Sulla laserterapia dei tatuaggi esistono ancora molti luoghi comuni e false credenze purtroppo alimentate nei forum da persone od operatori nel settore non sempre disinteressate e sincere.

Vogliamo a questo proposito ribadire alcuni concetti fondamentali .

1) Il laser q switch rimane a tutt'oggi lo strumento utilizzato in tutto il mondo per la rimozione dei tatuaggi e non risulta alcuna pericolosità al riguardo secondo i dati della letteratura attualmente a disposizione. La pericolosità riguarda solo la natura del pigmento che è stato usato dal tatuatore: nel caso di pigmenti colorati a base di coloranti azoici il laser q switch può accentuarne la pericolosità ma solo in questo caso.

2) I pigmenti colorati non sono più difficili da togliere rispetto al nero. Questo luogo comune si è diffuso in quanto la maggioranza dei laser q switch a disposizione non dispone delle lunghezze d'onda necessarie per rimuovere i tatuaggi colorati.

Se invece un laser q switch dispone di queste lunghezze spesso i colori azzurro e verde scompaiono più facilmente del colore nero in quanto sono in genere meno calcati.

3) La lunghezza del trattamento è effettivamente uno dei punti deboli di questo sistema di rimozione che comunque va sempre discusso col paziente: il numero delle sedute non si può conoscere a priori in quanto dipende da un insieme di variabili che non si conoscono: la natura del pigmento introdotto, la sua profondità, la capacità del singolo paziente di rimuovere il pigmento (è noto ormai che i soggetti fumatori impiegano più tempo). Bisogna anche sottolineare che ormai il 60% per cento delle richieste che pervengono al dermatologo non è quella di rimuovere un tatuaggio ma di schiarirlo per eseguire poi una "copertura" in questo caso il numero massimo delle sedute non supera mai le tre o quattro .

4) Il laser q switch non provoca mai cicatrici di tipo atrofico ma può generare in soggetti predisposti delle formazioni cheloidee. Ovviamente prima di eseguire la laserterapia è necessario eseguire una anamnesi appropriata e in ogni caso far applicare per un mese dopo il trattamento una crema a base di silicone. In genere comunque le cicatrici cheloidee insorgono quando si usino per la rimozione del tatuaggio dei laser inappropriati quali il laser C02.
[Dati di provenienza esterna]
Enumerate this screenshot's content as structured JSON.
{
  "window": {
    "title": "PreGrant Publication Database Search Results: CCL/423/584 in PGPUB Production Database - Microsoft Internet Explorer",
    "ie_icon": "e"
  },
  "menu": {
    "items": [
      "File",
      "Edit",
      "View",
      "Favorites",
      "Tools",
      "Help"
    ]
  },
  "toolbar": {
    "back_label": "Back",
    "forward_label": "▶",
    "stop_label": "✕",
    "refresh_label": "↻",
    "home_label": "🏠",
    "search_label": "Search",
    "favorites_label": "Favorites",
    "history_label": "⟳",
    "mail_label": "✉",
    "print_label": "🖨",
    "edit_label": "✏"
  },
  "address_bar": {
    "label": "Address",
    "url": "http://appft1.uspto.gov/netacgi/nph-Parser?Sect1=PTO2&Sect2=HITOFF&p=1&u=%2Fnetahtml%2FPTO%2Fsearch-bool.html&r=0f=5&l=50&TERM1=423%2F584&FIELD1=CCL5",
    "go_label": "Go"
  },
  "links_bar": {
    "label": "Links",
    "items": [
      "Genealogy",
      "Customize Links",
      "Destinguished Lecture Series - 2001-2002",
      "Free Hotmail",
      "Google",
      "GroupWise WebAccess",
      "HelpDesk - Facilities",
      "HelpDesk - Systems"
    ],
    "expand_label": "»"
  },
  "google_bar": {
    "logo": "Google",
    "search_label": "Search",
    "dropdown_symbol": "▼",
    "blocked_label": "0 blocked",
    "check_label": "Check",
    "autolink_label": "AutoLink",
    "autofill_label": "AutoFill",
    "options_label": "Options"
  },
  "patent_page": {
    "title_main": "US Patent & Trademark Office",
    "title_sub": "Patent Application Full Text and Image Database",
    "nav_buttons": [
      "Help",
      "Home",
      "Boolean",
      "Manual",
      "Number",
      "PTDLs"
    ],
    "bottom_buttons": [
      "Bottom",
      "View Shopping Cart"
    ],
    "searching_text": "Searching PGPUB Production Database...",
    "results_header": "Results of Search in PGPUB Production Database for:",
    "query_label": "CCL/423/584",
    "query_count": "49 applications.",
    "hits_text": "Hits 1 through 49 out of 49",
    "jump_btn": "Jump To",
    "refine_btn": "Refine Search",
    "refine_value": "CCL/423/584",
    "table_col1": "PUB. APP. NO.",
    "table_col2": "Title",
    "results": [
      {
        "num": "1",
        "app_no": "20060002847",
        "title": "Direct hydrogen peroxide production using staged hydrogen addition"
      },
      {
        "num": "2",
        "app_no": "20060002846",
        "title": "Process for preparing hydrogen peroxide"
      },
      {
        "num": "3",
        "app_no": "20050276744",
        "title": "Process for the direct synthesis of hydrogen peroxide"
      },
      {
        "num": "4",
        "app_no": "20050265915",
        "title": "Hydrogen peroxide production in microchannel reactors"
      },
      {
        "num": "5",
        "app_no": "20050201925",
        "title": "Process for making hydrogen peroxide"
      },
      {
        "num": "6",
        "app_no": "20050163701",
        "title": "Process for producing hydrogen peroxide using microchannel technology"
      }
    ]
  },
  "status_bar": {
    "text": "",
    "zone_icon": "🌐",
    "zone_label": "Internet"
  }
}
5) La possibilità che rimanga il ghost, cioè il fantasma del vecchio tatuaggio soprattutto nei tatuaggi più marcati va sempre discussa prima sol paziente per sapere se questa possibilità venga accettata:. Nella nostra esperienza il ghost tende comunque col tempo a dissolversi.

6) Molti pazienti si lamentano sui forum in quanto il trattamento risulterebbe doloroso. Nella nostra esperienza ciò è vero solo per un 30% dei pazienti. In ogni caso nei soggetti sensibili con le creme anestetiche attualmente più moderne il dolore del laser q switch è sempre molto modesto.